EP. 67 Successful Business Leaders Make Decisions Based On Employee Supremacy
Play • 29 min

When making strategic decisions, who's supreme? Shareholders or employees? On today's podcast, Andy Alsop, CEO of The Receptionist, shares his enthusiasm for building a truly hybrid company where the focus and attention is on prioritizing employees over shareholders. 

What is Employee Supremacy?
Shareholder supremacy, a term coined by Milton Friedman in the 70’s and 80’s, was basically about decision making. Under shareholder supremacy, leaders are responsible for increasing the value of shares to each one of the company's investors, and every decision is based around that mission.

For example, under shareholder supremacy, if you're trying to determine how much to invest in  employee benefits (an expense that is seen as primarily negatively impacting  the bottom line) you naturally want to drive the cost of benefits down to the lowest possible amount.
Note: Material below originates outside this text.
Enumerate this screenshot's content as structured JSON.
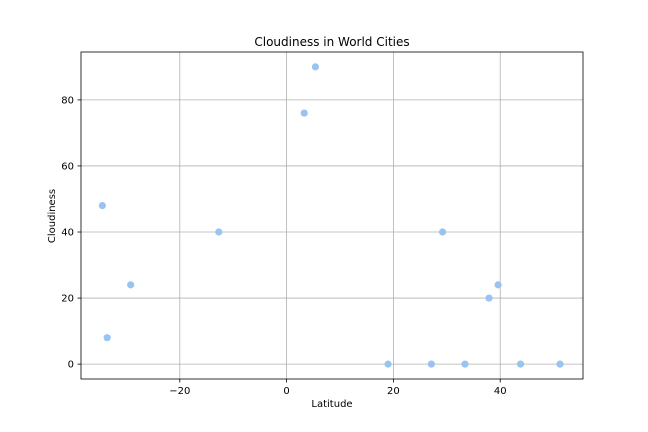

You would choose the bare minimum necessary to continue to attract employees so that you can increase profits and thus shareholder value.

Alternatively, with an Employee Supremacy mindset, you want to increase the amount of benefits that your employees have. Doing this helps your employees feel secure, feel that thecompany trusts them, and gives them a sense of ease knowing that they aren’t going to have to worry about whether they can make ends meet in the case of an emergency because those benefits are there for them.

The result: your employees feel valued, safe and have greater trust in the  company they work for. And when employees feel trusted and trust the company, they make decisions that are in the best interest of the company, allowing them to better serve their customers.  

Under the employee supremacy mindset, when leaders make decisions, they increase productivity with their company, give better service to their customers, and create trusting teams that help achieve their company’s mission and goals. In the end both methods drive shareholder value but focusing on employee supremacy drives shareholder value more quickly.

Decision Making Examples from an “Employee Supremacy” Mindset

When COVID hit, Andy and his leadership team did three things:
Implemented a COVID Family Travel Program

--The company paid to send young, single workers to fly home to their families, 
Improved Health Benefits

--They eliminated insurance premium contributions for employees, and increased the contribution towards families. 

Instituted the company’s Just Cause

--Focusing on the company’s employees and its community, they have changed how the leaders make decisions.

Because of these three decisions based on “Employee Supremacy,” they learned that making all of these decisions during a pandemic the team knew they were with a company that was focused, not on short-term results, but on the “long game.”  They created what Simon Sinek describes as “Trusting Teams.”

The Role of Company Values and a Just Cause in Employee Supremacy

At The Receptionist, their values are an acronym called FABRIC (Fun, Authentic, Bold, Respectful, Innovative and Collaborative). Andy says the important part of core values is you actually have to live them. Could potential candidates who are seeking a position at your company actually see those values being lived out? During the pandemic their company chose to fall back on those values and really focused on making sure that these values became a part of daily-life working at their company.